The Unified Security business unit will focus on three main aspects of security:

  • Threat Protection;
  • Information Protection; and
  • Compliance.

While network security remains a specific discipline, the protection of information and data flowing in-and-out of any organization should not be distinct from the information management aspect.

We all agree that data lives on an inherently insecure network. Obviously this network has to be made as secure as possible from denial of service attacks, etc. But increasingly, it is not network attacks that generate compliance and governance problems for enterprises. It is both inadvertent and deliberate data leakages.

These “security” issues are not like traditional security issues. These are tied specifically and directly to each and every data object. If data is properly managed with a security paradigm that governs data from creation through consumption through destruction, that is part and parcel of the data flow.

Security must be an integral part of the IFP mentioned above.

One of the closing slides presented by Symantec executive read “How we act defines us to the world”. In Symantec’s case, how it does not act, as in, how it still considers security and information management as separate, defines where Symantec may have missed the point (in its overall messaging).

Neuralytix does not believe that Symantec necessarily views security and information management as distinct as it does through its corporate organization and messaging. If the corporate messaging to customers is such, then customers are going to view Symantec that way.

Product integrations take time. However, the overall corporate messaging must be clear. So far, this message has just fallen short of where Symantec needs to be.

Unified means one, not two

It is ironic that both business unit names start with unified, yet a core differentiator of Symantec is not unified – security and data management.

Ultimately, Symantec needs to weave its story into one story – one very strong story. That story should read, only “Symantec has the ability to use data to accelerate your business through secure data management”. This is a message that can carry Symantec through 2020 and beyond.

Ideally, the IFP should be the instantiation of this story. All the various product solutions should “plug into” the platform. The IFP would become an ecosystem unto itself, providing opportunities by third party to deliver enhanced or unique data services, along with Symantec.

An example of this model would be VMware’s model. The hypervisor would be the “platform”. VMware offers vNetworking, vComputing, and vStorage to some degree, allowing its customers to make a choice between a holistic and collective single vendor approach, and it can take advantage of the specialization offered through the ecosystem.

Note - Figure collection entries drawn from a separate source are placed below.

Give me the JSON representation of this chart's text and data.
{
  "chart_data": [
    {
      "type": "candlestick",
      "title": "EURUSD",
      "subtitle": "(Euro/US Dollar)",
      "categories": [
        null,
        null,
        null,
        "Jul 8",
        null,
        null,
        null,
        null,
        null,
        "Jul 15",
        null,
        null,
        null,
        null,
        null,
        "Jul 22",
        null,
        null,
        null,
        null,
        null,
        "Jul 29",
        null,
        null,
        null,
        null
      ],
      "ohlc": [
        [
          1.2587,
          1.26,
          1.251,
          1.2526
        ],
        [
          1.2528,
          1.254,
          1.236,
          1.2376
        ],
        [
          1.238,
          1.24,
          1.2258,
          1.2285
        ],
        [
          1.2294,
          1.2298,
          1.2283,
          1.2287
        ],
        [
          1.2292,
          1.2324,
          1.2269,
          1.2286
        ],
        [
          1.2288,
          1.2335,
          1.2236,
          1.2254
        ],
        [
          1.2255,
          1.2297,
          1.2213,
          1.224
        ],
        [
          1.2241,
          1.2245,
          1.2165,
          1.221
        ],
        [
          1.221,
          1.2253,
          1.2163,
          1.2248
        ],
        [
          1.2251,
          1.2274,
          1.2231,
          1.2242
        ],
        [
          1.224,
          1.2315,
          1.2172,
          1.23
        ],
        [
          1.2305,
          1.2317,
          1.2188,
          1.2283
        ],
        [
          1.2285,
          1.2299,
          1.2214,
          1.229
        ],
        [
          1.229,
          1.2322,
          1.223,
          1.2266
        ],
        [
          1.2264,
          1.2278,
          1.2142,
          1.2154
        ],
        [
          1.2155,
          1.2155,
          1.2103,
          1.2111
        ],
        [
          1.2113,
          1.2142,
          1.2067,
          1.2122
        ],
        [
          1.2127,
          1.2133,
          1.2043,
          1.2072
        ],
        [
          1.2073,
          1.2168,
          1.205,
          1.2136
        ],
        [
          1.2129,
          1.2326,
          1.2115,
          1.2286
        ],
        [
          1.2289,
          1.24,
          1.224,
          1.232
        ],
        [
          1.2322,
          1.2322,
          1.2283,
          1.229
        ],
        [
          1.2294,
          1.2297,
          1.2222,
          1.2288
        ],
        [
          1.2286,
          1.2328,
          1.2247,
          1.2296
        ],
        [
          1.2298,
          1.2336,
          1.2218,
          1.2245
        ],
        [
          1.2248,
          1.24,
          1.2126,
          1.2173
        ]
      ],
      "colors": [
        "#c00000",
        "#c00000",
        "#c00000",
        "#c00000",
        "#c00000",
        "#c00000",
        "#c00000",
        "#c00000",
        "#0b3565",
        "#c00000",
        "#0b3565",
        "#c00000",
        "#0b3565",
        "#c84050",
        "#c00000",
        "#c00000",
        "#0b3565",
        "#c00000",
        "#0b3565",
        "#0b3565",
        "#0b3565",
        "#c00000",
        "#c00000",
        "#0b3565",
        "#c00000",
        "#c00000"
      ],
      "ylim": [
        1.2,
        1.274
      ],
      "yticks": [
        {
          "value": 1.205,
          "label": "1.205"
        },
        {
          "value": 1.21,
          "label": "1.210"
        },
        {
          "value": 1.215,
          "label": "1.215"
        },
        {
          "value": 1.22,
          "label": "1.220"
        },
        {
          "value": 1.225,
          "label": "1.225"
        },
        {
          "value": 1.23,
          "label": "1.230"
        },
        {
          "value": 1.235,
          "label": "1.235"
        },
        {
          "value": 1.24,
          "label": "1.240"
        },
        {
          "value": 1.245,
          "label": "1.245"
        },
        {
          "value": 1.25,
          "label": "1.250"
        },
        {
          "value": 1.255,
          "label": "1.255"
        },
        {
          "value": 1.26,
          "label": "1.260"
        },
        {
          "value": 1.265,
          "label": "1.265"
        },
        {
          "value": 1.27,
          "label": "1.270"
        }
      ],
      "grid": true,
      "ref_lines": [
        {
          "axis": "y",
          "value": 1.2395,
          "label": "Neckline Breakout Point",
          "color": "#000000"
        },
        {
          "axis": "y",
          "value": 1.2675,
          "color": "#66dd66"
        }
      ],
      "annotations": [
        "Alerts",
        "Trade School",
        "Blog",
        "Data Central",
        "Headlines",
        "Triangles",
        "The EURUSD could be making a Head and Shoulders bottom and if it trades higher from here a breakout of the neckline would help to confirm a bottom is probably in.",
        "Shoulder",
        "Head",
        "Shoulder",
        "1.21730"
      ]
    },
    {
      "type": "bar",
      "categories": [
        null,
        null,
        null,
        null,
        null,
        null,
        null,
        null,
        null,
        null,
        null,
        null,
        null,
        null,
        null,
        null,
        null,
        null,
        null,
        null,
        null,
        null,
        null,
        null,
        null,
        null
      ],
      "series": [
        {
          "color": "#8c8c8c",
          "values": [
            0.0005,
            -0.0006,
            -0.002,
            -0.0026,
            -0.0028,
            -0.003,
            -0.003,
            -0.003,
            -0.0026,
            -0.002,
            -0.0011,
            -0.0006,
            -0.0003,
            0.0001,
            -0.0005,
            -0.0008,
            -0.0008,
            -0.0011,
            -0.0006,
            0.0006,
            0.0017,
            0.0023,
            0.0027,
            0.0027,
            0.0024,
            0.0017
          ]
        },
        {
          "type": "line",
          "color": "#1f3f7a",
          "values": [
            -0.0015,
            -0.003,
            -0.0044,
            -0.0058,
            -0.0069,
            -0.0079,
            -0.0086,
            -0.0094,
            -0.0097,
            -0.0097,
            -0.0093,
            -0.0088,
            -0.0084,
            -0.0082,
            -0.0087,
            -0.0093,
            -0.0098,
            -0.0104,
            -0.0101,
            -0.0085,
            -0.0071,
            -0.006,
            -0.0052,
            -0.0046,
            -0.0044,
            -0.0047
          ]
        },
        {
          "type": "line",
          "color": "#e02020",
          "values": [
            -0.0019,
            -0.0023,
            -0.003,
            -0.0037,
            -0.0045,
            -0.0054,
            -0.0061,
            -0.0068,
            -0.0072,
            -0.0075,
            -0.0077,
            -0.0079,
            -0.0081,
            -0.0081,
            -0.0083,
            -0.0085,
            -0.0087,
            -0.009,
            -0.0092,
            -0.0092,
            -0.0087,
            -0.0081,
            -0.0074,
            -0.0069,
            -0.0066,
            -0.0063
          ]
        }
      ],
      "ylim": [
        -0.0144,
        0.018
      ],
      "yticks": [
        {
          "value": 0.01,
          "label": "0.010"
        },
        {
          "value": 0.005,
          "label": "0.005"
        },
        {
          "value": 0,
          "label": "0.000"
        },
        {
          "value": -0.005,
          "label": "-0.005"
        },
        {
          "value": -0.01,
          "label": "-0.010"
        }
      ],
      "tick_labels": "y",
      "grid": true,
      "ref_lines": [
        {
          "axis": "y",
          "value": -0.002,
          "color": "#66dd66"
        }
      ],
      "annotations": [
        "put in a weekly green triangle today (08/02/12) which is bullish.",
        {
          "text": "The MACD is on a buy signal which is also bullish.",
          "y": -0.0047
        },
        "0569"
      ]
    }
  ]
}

Symantec can mirror this model. It already has best of breed and leading solutions in many aspects of the ecosystem, making it a leading contender for the various data services provision.

Conclusion

The vision expressed in Symantec Vision 2014 is a clear indicator that Symantec is beginning to understand the contemporary approaches of the data and information management markets. Its leadership in security is separately well appreciated by the market.

Symantec’s leadership has recognized the challenge of the numerous point solutions it had, and over the last 12 months has made significant in-roads to leverage the value of integration of its various offerings.

Nevertheless, Neuralytix believes Symantec falls just shy of the mark. It must not only continue the success it has had in integration and simplification of its solutions, but it must accelerate its development of its Information Fabric Platform (IFP) and even more importantly, its ability to deliver a singularly integrated secure data management platform.

Given Symantec’s talented developers, Neuralytix believes by FY2015, Symantec will achieve this. Neuralytix believes that Symantec must start articulating this one-Symantec message soon, and continue it through 2015.